The complexity of life has led to diverse systems in the human knowledge. As such, biodiversity conservation has emerged from human anxiety triggered by the continued demolish of the biosphere (Bruggeman). Biodiversity conservation dates back to around 250 B.C when empire Ashoka of Maury started veterinary medicine and issued directions to control the slaughter of specific animals and birds. Modern conservation started during the late 18th century in England and Scotland.
Environmentalists and scholars of the time led by Lord Monboddo put forward the significance of nature conservation which was followed by implementation of conservation policies in the British Indian forests. In 1842, Alexander Gibson led the Madras Board of Revenue to adopt forest conservation program. It was not until 1855 when permanent and large scale conservation programs were adopted worldwide by Lord Dalhousie. This was followed by the institution of the Yellowstone National Park in the US which was the first national park ever in1872.
Efforts to conserve specific species arose in mid-20th century when the New York Zoological Society started the Big Cat Conservation Program in South America. By 1970, biodiversity initiatives had developed in the United Kingdom, Sweden and Australia resulting in hundreds of individual species protection programs. The United Kingdom mainly focused on conserving sites with greatnatural, cultural and economic importance, a plan that was boasted in 1972 after being adopted by the General Conference of UNESCO. In 2006, there was a total 644 cultural sites and 162 natural sites.
In 1980, there was notable development and introduction of urban conservation movement in Birmingham, UK. This was significantly supported by research efforts that led to the establishment of the Conservation Biology Society in 1985. By 1990, many countries across the world had adopted the scientific principles of conservation of biodiversity and by the end of the 20th century, the industry had experienced increased professionalism. As from 2000, intensives large scale biodiversity conservation has developed giving little attention to specific species protection.
Background of solutions
All communities depend on biodiversity resources. However, these natural resources lack property rights definition due to the fact that they are public goods that lack apparent values. This factor has massive impacts on the over exploitation of the natural resources which leads to extinction of some species.
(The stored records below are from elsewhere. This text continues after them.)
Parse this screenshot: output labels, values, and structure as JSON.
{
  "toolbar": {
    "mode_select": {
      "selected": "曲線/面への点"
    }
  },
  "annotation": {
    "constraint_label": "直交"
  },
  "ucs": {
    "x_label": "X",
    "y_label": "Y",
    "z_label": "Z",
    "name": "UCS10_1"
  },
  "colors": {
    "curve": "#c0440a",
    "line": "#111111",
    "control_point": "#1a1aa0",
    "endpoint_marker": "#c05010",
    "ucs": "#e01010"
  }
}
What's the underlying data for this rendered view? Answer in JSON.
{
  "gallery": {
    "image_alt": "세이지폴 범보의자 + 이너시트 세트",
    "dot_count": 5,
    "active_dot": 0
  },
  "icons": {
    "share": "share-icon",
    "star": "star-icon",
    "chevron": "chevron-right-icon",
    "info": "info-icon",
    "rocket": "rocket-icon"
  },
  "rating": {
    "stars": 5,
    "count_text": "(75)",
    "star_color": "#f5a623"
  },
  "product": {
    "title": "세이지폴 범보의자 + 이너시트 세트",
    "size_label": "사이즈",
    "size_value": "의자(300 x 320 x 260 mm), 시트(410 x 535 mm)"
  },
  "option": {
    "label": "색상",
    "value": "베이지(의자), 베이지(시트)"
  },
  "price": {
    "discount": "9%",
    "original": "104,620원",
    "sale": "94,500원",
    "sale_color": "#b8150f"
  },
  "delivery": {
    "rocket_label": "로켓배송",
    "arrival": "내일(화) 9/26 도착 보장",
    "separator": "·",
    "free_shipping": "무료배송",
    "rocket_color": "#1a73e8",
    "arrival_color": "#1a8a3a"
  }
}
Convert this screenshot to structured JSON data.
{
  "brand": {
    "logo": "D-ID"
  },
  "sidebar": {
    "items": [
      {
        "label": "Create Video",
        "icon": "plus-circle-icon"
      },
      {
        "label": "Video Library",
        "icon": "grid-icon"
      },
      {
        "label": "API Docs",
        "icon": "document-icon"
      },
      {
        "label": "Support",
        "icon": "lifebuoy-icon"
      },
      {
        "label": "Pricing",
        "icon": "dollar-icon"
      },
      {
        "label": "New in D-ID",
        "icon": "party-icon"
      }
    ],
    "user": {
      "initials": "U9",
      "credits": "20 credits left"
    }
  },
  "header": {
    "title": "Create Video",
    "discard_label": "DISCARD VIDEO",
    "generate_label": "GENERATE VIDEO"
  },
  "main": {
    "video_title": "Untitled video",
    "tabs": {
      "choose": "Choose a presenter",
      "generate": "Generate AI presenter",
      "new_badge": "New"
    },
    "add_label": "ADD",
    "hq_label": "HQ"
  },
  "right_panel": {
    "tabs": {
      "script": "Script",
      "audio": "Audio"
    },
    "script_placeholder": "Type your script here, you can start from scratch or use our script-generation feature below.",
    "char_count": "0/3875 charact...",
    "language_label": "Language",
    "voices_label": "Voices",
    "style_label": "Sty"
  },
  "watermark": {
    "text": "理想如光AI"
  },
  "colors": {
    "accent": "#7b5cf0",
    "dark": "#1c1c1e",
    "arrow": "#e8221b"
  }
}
The first step in the process of biodiversity conservation is the quantification of its economic values. This is important in the identification and selection of potential consumers of the diversity resources (Conservation International). The second step is the use or creation of markets to boast conservation and sustainability. This step helps in the computation and capturing of economic values that have not been consumed by the markets.
Therefore, it is very important to identify the resources of diversity and classify them according to their marketability in conserving and ensuring sustainable use. To achieve this, it is important to understand diversity in terms of whether it falls under a public good or a private good. A public good is that which does not display rivalry or excludabilit (Lockie and Carpenter). Private goods have rivalry and excludable characteristics in consumption. Rivalry means that if one person consumes the good, he depletes the availability of the good to others, while excludability means that it is possible to control consumption of the good by charging a certain price.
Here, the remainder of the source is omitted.